Sickened by capitalist opposition to the W.P.A.'s Federal Arts Project, Jackson Pollock produced what was arguably his greatest masterpiece. Historian Sherill Tippins, author of the forthcoming book, DREAM PALACE, fills us in on the details:
With the onset of World War II, the forces aligned against unfettered capitalism, dog-eat-dog individualism, and American imperialism--forces with which most Chelsea residents had traditionally sided--had fallen into disarray. American Socialists, Communists, and liberals had divided into bitterly-opposed pro- and anti-Soviet factions. Some Chelsea residents and guests, including Mary McCarthy, Nicholas Nabokov, Benjamin Stolberg, and James Farrell, were persuaded by such Soviet abuses as the show trials in Moscow to work with the U.S. government in opposition to the Communist cause--even to the point of writing for CIA-sponsored publications in many cases. Others, including Elizabeth Gurley Flynn and future resident Arthur Miller, continued to hope that the old American dream of social community and fairness could be resurrected from the ashes of the Soviet experiment.

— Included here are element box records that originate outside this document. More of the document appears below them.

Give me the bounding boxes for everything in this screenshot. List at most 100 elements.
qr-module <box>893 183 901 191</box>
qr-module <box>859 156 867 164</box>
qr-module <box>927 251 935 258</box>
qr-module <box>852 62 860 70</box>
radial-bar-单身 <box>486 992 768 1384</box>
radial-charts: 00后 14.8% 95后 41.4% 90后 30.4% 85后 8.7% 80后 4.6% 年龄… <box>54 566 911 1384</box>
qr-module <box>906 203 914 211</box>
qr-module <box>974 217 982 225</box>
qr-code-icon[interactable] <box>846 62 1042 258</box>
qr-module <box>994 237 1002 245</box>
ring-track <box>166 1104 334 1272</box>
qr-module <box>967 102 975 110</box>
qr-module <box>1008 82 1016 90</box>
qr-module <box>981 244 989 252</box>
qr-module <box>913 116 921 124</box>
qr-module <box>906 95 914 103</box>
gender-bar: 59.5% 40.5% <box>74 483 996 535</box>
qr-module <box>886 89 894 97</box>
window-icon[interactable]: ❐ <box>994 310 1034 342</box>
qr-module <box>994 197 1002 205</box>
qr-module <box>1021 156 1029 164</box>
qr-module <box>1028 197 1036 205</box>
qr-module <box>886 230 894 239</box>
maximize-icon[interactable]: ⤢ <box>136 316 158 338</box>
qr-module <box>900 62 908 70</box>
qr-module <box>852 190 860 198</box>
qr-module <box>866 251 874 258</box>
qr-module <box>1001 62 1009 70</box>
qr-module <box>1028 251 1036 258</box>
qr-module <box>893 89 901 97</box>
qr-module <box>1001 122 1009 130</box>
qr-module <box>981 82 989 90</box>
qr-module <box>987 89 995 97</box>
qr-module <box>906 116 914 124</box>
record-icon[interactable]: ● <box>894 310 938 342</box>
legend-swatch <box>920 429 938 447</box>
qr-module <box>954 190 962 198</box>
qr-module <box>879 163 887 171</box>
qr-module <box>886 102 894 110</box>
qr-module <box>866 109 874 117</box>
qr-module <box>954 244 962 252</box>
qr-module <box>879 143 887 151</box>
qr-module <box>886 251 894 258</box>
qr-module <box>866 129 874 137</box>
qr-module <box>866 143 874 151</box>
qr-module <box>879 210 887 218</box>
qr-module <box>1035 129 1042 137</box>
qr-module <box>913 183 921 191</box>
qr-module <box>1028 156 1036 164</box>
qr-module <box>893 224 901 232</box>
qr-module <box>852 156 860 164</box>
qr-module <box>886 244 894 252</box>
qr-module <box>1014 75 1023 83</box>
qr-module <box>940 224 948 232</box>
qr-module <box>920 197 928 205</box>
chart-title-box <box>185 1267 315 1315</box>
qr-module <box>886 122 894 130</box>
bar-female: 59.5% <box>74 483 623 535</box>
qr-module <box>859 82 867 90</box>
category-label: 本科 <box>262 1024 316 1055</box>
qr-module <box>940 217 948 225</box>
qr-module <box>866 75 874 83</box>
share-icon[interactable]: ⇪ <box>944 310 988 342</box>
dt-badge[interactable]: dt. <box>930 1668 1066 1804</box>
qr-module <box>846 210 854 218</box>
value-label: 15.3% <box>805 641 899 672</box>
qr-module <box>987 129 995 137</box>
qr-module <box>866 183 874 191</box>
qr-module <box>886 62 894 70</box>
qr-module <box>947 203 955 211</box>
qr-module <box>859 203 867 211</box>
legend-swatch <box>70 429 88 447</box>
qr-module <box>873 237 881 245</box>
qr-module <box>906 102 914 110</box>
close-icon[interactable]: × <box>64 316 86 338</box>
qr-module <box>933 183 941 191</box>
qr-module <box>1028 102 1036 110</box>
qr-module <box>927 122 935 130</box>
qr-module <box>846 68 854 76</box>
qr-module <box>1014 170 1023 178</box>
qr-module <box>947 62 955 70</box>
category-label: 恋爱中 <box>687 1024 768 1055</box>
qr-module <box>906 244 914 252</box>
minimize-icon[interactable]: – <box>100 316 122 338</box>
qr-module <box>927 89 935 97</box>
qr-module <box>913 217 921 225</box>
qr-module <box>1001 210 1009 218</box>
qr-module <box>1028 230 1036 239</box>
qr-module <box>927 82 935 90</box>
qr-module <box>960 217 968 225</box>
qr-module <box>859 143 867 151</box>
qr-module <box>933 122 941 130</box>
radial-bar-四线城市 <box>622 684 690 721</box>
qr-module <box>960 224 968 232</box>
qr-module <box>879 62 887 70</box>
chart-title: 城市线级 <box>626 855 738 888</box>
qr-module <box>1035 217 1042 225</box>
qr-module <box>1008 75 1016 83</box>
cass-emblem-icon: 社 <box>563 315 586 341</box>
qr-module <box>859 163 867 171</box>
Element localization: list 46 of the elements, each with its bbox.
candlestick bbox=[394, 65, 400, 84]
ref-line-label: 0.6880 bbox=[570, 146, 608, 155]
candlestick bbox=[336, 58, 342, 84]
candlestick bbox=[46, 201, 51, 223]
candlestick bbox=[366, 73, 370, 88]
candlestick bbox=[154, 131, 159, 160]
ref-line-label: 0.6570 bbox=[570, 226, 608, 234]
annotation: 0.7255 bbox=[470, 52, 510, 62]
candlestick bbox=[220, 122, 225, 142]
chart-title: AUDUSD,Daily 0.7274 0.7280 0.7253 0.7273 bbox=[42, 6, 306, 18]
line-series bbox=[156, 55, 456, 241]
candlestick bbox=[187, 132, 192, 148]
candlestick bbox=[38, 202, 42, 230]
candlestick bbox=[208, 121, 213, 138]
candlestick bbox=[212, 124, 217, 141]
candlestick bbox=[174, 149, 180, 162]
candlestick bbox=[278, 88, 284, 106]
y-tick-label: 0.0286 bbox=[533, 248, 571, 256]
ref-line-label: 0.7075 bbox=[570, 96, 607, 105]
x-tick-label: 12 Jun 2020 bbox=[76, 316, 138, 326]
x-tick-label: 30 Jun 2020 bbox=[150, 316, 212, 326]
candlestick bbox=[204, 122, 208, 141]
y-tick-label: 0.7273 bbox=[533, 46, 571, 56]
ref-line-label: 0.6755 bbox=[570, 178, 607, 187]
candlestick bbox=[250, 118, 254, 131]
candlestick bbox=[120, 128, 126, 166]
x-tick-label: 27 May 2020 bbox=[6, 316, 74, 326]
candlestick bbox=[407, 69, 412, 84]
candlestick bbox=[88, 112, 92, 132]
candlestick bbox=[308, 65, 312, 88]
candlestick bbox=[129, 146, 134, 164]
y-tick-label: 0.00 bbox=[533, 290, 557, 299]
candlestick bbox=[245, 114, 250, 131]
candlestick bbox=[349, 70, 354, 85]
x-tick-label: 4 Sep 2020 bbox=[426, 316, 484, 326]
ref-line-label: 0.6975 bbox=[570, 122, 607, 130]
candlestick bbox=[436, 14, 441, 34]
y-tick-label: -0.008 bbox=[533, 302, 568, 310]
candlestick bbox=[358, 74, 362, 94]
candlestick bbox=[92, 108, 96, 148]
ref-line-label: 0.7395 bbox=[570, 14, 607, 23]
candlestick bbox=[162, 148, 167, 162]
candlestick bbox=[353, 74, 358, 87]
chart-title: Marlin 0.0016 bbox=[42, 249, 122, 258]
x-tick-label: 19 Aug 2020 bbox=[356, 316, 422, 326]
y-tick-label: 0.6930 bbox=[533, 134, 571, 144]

But even as Chelsea (and other) intellectuals and artists tried to find a foothold in the new, post-WWII world order, American capitalists--with the help of well-intended government agencies that Chelsea idealist Herbert Croly had helped inspire--were consolidating their power to a stunning degree. Jackson Pollock found himself face-to-face with the reality of this new economic and political power at a Chelsea Hotel luncheon arranged by gallery owner Peggy Guggenheim. During the Depression, Pollock had practically been rescued from starvation by the WPA's Federal Arts Project, which drew on the Chelsea-style Enlightenment tradition in treating artists, for the first time in America, as legitimate workers just as deserving of work and pay subsidies as construction workers, factory laborers, bureaucrats, and everyone else in society. Like Virgil Thomson, Joseph Losey, Paul Bowles, Arthur Miller, and other current or future Chelsea residents, Pollock had been able to develop his art free of the need to please individual patrons or consider the pressures of the marketplace. With $23.86 a week in their pockets, he and other FAP artists could afford the studio space, supplies, food, and whiskey required to move forward productively with their work.
Now, in 1943, however, Pollock found himself breaking bread with the wives and friends of the very capitalists who had forced Roosevelt to cut the Federal Arts Project in 1939--aided by conservative Republican Congressman and stockbroker John Parnell Thomas, who attacked the W.P.A. arts programs for providing "propaganda for Communism"--leaving artists again dependent on the passing whims and tastes of the wealthy for their survival.
Pollock's response to this situation was to drink too much at the luncheon until he vomited on the carpet, causing the other guests to instantly disperse (although one of them, Hazel Guggenheim McKinley, advised the hotel staff to cut out the square of carpet with Pollock's vomit on it and frame it, as it would likely prove an excellent investment someday). Other Chelsea residents and visitors, however, began to use the tools of their trade to identify the truths of American society in the face of a monolithic mainstream culture, thus undermining and attacking the means and methods of social control.